Over the last 8.5 months, my pregnancy has been pretty predictable. I've gotten bigger. I occasionally cry about silly things. I've become obsessed with baby clothes and supplies, and I spend too much time reading way too many articles and books on pregnancy and parenting. But there have been some surprises, too. The biggest one:
Every pregnancy is different. Symptoms vary dramatically from woman to woman. The best ways to deal with those symptoms vary too. The way that we react to challenges, and the way that things affect us over the course of these 10 months—it's all over the map. You can ask for advice from fellow mamas—and you probably should, at least to get some empathy—but ultimately, this journey is yours, and you've got to figure out your best path.
Doctor's visits are pretty painless (at least for the first nine-ish months). I'd always imagined that being pregnant would involve endless doctor's visits with endlessly uncomfortable pelvic exams, but I've been surprised to find that most visits are quite routine—even boring. Blood pressure check, weight check, heartbeat check, any questions? And I'm on my way. My last month of visits will be weekly—and sans clothes, I've been warned—but I'm relieved everything up until now has been so simple.

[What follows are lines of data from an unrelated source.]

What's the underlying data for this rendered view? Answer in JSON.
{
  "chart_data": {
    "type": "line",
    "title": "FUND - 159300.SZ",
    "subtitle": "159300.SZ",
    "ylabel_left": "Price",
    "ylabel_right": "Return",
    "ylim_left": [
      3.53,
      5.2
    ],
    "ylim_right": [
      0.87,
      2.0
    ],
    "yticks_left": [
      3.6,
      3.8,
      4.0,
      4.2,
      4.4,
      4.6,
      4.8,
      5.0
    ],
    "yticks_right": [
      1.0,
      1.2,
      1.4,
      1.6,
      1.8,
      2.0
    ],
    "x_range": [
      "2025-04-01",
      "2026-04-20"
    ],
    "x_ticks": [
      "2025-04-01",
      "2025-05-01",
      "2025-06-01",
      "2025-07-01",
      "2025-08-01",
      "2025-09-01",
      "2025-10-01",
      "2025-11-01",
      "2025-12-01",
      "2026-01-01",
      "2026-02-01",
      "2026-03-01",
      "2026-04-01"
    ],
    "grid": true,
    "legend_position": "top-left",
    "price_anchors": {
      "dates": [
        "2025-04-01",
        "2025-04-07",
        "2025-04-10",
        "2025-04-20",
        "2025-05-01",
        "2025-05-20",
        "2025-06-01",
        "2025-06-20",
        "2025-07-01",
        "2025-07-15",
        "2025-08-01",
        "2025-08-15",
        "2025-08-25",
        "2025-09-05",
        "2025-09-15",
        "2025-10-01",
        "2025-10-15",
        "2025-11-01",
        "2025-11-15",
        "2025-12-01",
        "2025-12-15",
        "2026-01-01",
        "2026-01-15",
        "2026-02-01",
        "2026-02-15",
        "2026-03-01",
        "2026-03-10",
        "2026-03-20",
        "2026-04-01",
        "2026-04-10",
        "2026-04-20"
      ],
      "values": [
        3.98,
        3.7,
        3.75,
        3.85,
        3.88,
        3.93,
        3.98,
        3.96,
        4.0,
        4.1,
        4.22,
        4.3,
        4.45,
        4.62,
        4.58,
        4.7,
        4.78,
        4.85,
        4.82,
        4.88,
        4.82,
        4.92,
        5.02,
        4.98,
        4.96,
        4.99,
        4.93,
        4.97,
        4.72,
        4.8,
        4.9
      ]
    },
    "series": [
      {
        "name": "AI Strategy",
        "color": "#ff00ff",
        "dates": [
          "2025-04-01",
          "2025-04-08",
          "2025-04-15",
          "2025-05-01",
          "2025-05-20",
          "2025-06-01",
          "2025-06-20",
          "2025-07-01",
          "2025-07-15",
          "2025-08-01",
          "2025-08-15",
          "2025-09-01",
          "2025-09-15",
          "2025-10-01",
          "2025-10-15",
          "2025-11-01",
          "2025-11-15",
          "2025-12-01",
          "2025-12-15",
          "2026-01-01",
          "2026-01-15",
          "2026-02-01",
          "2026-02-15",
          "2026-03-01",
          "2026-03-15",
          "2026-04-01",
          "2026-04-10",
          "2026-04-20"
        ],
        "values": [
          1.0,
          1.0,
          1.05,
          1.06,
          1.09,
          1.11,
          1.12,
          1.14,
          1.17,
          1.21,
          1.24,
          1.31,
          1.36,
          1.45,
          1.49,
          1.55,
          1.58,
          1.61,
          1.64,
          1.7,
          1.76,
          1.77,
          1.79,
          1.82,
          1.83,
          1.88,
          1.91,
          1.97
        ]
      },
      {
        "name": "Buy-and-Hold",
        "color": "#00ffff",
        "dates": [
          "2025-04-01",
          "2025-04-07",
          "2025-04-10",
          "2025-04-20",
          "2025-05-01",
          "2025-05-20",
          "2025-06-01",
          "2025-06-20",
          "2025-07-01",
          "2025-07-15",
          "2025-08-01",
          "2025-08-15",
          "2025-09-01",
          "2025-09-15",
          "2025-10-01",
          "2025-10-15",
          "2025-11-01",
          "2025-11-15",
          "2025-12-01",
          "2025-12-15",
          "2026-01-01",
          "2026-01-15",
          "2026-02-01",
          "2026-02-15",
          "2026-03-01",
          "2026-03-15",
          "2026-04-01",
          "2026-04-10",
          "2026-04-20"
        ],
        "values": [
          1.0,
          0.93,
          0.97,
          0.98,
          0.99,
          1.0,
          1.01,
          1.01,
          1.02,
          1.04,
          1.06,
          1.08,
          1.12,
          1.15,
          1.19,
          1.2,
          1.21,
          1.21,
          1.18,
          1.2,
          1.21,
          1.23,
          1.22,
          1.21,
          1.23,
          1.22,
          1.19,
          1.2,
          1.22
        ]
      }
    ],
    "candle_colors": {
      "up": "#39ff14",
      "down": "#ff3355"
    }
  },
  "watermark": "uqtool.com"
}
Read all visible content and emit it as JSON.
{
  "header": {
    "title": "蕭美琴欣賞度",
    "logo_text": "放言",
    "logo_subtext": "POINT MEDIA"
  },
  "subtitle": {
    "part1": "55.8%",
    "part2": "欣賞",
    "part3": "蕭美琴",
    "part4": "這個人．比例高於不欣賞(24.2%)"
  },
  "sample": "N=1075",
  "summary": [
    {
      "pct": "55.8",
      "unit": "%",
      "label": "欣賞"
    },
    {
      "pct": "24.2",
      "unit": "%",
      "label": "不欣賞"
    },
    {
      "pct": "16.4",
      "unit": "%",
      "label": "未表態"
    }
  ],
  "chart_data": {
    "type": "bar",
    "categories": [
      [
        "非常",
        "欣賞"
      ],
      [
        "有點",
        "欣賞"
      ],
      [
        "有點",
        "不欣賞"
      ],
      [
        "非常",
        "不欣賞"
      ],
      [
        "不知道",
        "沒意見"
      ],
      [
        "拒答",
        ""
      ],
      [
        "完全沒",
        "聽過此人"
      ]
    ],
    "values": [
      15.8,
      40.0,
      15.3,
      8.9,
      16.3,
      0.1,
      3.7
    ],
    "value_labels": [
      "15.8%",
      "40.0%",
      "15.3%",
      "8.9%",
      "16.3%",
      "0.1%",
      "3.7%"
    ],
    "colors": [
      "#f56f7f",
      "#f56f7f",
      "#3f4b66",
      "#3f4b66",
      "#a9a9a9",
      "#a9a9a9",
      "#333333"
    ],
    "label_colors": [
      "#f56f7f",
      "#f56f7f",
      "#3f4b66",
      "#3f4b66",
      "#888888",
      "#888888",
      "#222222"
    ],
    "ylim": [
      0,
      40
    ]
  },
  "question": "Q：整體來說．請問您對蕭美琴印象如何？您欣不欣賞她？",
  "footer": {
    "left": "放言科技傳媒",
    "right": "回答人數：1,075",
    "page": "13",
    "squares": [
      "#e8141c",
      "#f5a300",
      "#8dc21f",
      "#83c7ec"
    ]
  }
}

Some people just love a pregnant woman. Sure, I've gotten the occasional rude comment about my size—that wasn't a surprise. But what I didn't expect was so much genuine joy and curiosity directed at my belly. I mean, there are a lot of pregnant ladies out there. I rarely give them a second glance, myself—never have. But since I started really showing, I've learned that some people will grin broadly when they see me, ask questions (When are you due? Boy or girl?), and sometimes even talk directly to my belly (Hi, baby!). It's impossibly sweet and it always makes me feel good.
Birth plans don't really matter. There's so much talk of birth plans on the internet today that it seems like a crucial part of preparing for baby. A lot of it comes from mommy bloggers who position themselves as experts because they've had a few babies. But you know who the real experts are? Doctors. Nurses. Midwives. They're the ones who will guide you through this crazy, completely unpredictable experience called childbirth, and it doesn't really matter what kind of a la carte birthing experience you've carefully outlined using some template you found online. Talk to your doctor about what you want, then trust them to get you through the process.